Some of the names that members of an LLC can take up include the following:

  • Sole Proprietor: The IRS considers the owner of a one-member LLC as a sole proprietor. Despite protection of their personal assets against the debts of the company, a single-member LLC owner must be responsible for all functions of the LLC. They cannot draw salary since the business profits are considered personal income and are subject to self-employment taxes.
  • Partners: All LLCs with more than one member are treated as partnerships for the purpose of federal taxes. Any profit or loss arising from the business is divided among the partners in proportion to their personal investment and level of involvement in business activities.
  • Member Managers: According to the IRS, any individual with the authority to make decisions with regards to the management of the business can be termed as a member manager. The IRS requires a member manager to sign the informational return in Form 1065. If an LLC does not assign a member manager, the IRS considers all the owners as member managers.
  • Passive Members: A passive member's involvement in an LLC is only by virtue of their initial investment. Passive members have no rights whatsoever over the management or the general operating procedures of an LLC. A passive member's share of profit is free from self-employment taxes.

The fact that one is not bound by hard and fast rules when it comes to naming the various positions of responsibilities in an LLC works to its advantage, especially in the case of startups where the entrepreneurs would prefer keeping a low-key title rather than high-sounding corporate terms like CEO and president.

Preferable Titles for LLCs

The primary purpose of any official title is to convey the exact nature of your job and responsibilities.

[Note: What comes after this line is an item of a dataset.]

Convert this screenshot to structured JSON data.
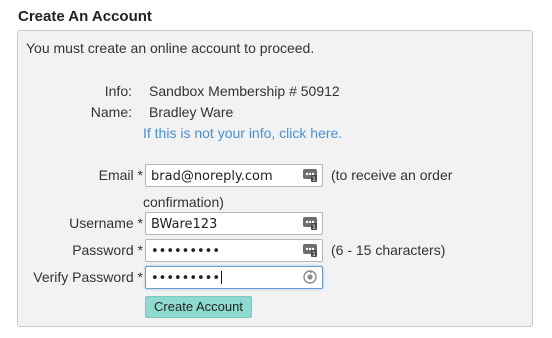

Accordingly, your title should reflect your authority and the decision-making power that you yield. In addition to this, your title should not be misleading or confusing. If there are only a few members in an LLC, the title of owner would be enough to clarify your position. Similarly, terms like principal, managing member, and president leave no space for assumption when it comes to the exact role of an individual in an LLC setup.

Titles That Are Better Avoided

Some of the titles prevalent in today's LLC structure are such that you should better avoid them in order to aid clarity and get rid of redundant titles that do not make sense.

  • Managing Partner: Managing partner, or for that matter any title with partner, should be a no go as far as titles in LLCs are concerned. The term partner suggests that you are liable for any mishaps in the operational procedure of the LLC even if you are not a party to the decision that led to it.
  • Proprietor: This is yet another popular title in the market today. Just like the term partner, the title of proprietor does not provide any protection from liability.
  • Some fun titles popular among millennial startups may be attractive to a certain demographic but may hamper a pan-demographic appeal. You should avoid them, too.

LLC Members Versus Member Managers

Anybody with an ownership interest in an LLC is a member. Unless specifically mentioned, all the members of the LLC have an active role to play in the business operations of the business. In some cases, one or more members are designated to oversee the operations. These members are then referred to as managing members.

Some More LLC Titles

  • Shareholders hold shares of the LLC but have limited rights when compared to a member.
  • You may appoint corporate officers such as vice president and treasurer, but their power would be determined by the members.
  • Registered agents are usually a third-party appointed to handle official governmental documents on behalf of the LLC.